The conclusion holds under the much less restrictive condition $r_n<2^n/b$ for all integers $n\ge N$. The argument hinges on the lemma below:

Lemma. Consider two integers $b>a>1$. If $a$ does not divide $b$, then $\{b^n/a^n\}>1/b$ for infinitely many positive integers $n$; as usual, $\{x\}$ denotes the fractional part of the real number $x$.

Proof. For every positive integer $n$, write $x_n=\lfloor b^n/a^n\rfloor$ and $y_n=\{b^n/a^n\}$ and note that $b{y}_n-a{y}_{n+1}=a{x}_{n+1}-b{x}_n$ is an integer.

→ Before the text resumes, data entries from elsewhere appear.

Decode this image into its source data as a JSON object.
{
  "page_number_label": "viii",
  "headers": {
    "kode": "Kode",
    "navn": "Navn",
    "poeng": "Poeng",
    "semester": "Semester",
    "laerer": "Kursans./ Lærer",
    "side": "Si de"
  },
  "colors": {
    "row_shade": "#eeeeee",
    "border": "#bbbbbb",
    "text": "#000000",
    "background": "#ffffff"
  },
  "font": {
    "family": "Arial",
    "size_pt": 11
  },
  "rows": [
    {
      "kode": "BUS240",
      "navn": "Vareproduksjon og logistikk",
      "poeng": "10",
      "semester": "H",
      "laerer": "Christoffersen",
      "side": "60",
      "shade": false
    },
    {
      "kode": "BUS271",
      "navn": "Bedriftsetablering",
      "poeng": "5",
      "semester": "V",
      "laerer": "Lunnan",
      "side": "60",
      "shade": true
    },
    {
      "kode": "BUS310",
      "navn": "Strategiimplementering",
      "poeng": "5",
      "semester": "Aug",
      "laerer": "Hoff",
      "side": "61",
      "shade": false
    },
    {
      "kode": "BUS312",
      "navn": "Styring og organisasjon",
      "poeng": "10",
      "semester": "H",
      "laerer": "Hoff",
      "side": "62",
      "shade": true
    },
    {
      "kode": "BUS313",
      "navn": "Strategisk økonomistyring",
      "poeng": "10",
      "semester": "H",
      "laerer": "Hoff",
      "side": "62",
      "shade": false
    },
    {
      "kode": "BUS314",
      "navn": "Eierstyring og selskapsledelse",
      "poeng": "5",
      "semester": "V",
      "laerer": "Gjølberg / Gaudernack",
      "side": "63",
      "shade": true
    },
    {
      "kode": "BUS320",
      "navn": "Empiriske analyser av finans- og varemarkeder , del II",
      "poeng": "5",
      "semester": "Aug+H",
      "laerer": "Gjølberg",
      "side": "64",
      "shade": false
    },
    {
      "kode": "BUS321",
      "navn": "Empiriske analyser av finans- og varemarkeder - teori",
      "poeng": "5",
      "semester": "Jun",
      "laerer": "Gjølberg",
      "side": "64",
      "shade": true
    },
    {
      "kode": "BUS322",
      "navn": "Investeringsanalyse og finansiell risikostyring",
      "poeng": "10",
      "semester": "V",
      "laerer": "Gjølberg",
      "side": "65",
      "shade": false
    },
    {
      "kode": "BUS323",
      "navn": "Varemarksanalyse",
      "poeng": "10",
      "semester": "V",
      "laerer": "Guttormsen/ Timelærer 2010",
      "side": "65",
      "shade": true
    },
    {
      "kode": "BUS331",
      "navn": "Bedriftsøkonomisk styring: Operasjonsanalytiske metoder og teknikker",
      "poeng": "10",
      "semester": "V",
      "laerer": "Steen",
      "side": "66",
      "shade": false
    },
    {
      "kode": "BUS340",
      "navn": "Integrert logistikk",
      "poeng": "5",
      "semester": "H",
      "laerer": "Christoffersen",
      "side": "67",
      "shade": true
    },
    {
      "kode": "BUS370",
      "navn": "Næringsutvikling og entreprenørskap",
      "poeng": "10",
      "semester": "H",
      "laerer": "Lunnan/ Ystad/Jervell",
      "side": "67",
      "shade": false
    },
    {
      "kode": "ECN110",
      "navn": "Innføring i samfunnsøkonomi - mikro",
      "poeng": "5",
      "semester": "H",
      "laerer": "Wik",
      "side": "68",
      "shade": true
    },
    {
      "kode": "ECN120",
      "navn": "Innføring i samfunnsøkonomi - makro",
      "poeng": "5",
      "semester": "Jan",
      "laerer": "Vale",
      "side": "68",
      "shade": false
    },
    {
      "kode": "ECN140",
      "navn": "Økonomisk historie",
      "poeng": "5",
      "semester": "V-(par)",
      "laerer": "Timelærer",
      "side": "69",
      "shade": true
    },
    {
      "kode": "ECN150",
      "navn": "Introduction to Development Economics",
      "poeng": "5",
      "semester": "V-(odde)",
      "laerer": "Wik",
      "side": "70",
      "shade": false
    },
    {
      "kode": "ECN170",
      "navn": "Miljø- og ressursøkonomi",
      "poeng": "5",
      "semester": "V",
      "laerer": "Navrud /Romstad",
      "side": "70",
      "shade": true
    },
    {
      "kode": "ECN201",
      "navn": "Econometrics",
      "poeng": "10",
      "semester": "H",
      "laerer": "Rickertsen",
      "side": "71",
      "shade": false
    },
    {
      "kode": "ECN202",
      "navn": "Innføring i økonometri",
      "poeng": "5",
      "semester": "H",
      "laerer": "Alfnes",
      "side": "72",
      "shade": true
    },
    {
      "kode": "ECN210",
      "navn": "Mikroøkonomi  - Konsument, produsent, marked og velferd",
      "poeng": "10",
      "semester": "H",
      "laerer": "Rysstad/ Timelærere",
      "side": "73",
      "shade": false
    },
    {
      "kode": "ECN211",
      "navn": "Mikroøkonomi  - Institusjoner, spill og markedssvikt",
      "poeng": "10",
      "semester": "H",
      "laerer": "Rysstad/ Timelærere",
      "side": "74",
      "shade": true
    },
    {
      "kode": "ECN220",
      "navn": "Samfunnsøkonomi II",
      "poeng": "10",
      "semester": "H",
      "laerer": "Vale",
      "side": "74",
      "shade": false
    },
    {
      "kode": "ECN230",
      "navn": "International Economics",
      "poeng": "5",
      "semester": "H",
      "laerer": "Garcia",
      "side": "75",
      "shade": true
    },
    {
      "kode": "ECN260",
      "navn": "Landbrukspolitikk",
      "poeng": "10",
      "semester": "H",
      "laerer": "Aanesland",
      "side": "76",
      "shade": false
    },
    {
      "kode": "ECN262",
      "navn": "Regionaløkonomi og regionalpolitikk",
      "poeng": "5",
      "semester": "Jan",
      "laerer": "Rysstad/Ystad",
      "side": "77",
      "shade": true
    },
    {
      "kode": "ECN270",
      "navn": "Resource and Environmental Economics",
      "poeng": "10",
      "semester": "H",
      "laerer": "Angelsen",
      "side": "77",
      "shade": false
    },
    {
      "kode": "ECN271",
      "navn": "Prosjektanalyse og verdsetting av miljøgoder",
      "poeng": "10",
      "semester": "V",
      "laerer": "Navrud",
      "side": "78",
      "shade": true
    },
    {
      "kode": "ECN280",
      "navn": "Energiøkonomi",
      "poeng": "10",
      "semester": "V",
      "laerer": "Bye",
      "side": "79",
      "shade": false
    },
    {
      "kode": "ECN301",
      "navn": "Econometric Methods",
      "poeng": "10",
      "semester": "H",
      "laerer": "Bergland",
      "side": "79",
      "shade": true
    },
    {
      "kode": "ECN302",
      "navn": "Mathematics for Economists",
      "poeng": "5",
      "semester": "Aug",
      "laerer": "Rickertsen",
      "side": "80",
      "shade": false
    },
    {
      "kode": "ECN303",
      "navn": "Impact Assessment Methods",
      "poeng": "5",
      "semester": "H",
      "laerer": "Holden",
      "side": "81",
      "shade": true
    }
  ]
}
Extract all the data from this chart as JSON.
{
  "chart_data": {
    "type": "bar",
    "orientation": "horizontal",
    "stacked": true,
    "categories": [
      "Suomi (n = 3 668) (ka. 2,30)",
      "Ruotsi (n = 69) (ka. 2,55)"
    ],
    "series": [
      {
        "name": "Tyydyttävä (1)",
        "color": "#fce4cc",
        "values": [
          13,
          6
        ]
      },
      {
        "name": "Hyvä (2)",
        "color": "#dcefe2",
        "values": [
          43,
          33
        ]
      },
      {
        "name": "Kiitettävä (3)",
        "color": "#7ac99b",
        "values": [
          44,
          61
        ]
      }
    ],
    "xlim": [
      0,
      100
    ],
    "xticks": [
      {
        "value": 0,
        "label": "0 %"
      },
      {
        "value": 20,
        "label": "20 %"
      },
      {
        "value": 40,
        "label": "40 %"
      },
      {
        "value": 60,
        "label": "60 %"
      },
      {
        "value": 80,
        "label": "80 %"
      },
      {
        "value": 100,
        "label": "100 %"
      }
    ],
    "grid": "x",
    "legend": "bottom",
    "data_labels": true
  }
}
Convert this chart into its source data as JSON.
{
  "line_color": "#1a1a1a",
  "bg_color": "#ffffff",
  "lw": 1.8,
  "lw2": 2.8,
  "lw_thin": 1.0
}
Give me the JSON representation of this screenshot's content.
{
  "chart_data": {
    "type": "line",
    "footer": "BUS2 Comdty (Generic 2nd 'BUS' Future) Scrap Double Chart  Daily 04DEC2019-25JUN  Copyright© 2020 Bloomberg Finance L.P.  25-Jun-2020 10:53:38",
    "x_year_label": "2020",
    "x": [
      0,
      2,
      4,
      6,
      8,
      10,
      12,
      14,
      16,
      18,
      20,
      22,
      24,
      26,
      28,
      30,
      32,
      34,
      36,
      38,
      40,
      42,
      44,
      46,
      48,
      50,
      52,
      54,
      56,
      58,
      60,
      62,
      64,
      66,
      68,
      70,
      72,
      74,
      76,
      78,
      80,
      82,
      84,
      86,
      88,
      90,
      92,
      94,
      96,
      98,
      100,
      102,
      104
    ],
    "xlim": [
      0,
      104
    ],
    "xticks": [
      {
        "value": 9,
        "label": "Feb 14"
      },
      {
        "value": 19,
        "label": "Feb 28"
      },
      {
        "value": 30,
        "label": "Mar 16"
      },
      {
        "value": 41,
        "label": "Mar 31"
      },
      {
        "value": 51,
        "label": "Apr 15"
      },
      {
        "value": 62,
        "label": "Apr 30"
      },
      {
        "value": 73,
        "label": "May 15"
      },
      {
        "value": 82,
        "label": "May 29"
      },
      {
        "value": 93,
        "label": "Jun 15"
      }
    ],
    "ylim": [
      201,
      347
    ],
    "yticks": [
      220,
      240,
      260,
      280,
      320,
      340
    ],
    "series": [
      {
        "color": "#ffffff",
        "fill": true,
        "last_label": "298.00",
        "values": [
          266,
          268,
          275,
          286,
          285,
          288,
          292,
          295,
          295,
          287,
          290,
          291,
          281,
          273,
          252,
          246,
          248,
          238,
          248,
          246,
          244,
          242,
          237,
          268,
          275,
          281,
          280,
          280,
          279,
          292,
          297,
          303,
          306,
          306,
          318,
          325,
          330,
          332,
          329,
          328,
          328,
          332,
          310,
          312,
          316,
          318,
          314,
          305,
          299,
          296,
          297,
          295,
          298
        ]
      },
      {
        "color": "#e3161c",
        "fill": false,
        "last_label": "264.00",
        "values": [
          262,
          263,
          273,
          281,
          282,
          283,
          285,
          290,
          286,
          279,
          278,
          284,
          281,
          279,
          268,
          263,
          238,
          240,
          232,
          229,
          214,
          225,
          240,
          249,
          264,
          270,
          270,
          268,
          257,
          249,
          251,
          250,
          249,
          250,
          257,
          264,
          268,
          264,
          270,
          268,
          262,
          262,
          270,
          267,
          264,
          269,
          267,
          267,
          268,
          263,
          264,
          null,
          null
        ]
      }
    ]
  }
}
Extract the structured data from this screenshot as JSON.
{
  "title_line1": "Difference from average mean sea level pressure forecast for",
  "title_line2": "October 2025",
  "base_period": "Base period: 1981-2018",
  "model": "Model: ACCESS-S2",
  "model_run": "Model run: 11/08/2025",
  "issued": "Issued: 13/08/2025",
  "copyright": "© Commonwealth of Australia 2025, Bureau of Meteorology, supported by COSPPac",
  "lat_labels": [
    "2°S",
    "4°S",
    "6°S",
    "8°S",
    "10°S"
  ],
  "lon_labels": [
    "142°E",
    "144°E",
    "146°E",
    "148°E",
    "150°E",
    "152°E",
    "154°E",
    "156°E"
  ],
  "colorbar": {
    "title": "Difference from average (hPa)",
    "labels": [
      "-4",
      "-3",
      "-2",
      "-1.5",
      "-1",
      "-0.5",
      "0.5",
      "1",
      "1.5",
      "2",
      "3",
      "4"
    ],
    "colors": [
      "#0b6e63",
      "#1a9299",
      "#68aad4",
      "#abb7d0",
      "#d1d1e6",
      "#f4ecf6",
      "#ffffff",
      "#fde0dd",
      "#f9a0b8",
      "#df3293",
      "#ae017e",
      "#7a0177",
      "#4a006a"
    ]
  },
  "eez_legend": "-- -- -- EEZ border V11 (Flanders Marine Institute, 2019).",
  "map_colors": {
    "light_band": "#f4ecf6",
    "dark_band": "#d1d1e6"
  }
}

Suppose now, if possible, that $y_n\le 1/b$ for all $n\ge M$. Consider any such $n$ and note that $y_n>0$, as $a$ does not divide $b$, so $-1<-a/b<b{y}_n-b/a\le b{y}_n-a{y}_{n+1}\le 1-a{y}_{n+1}<1$. Hence the integer $b{y}_n-a{y}_{n+1}=0$, so $y_{n+1}=(b/a)y_n$.

Consequently, $y_n=(b/a{)}^{n-M}{y}_M$ for all $n\ge M$. As $b>a$, it then follows that $y_n\ge 1$ for all large enough $n$, contradicting the fact that $y_n<1$ whatever $n$. This establishes the lemma.

Back to the problem, suppose $a$ does not divide $b$. Then $b>a$; otherwise $2^n/b>r_n=b^n\ge 2^n$ which is impossible. Note that $a^n\{b^n/a^n\}=r_n<2^n/b$ for all large enough $n$. The lemma then implies $1/b<\{b^n/a^n\}<(1/b)(2/a{)}^n\le 1/b$ for some large enough $n$ which is clearly a contradiction.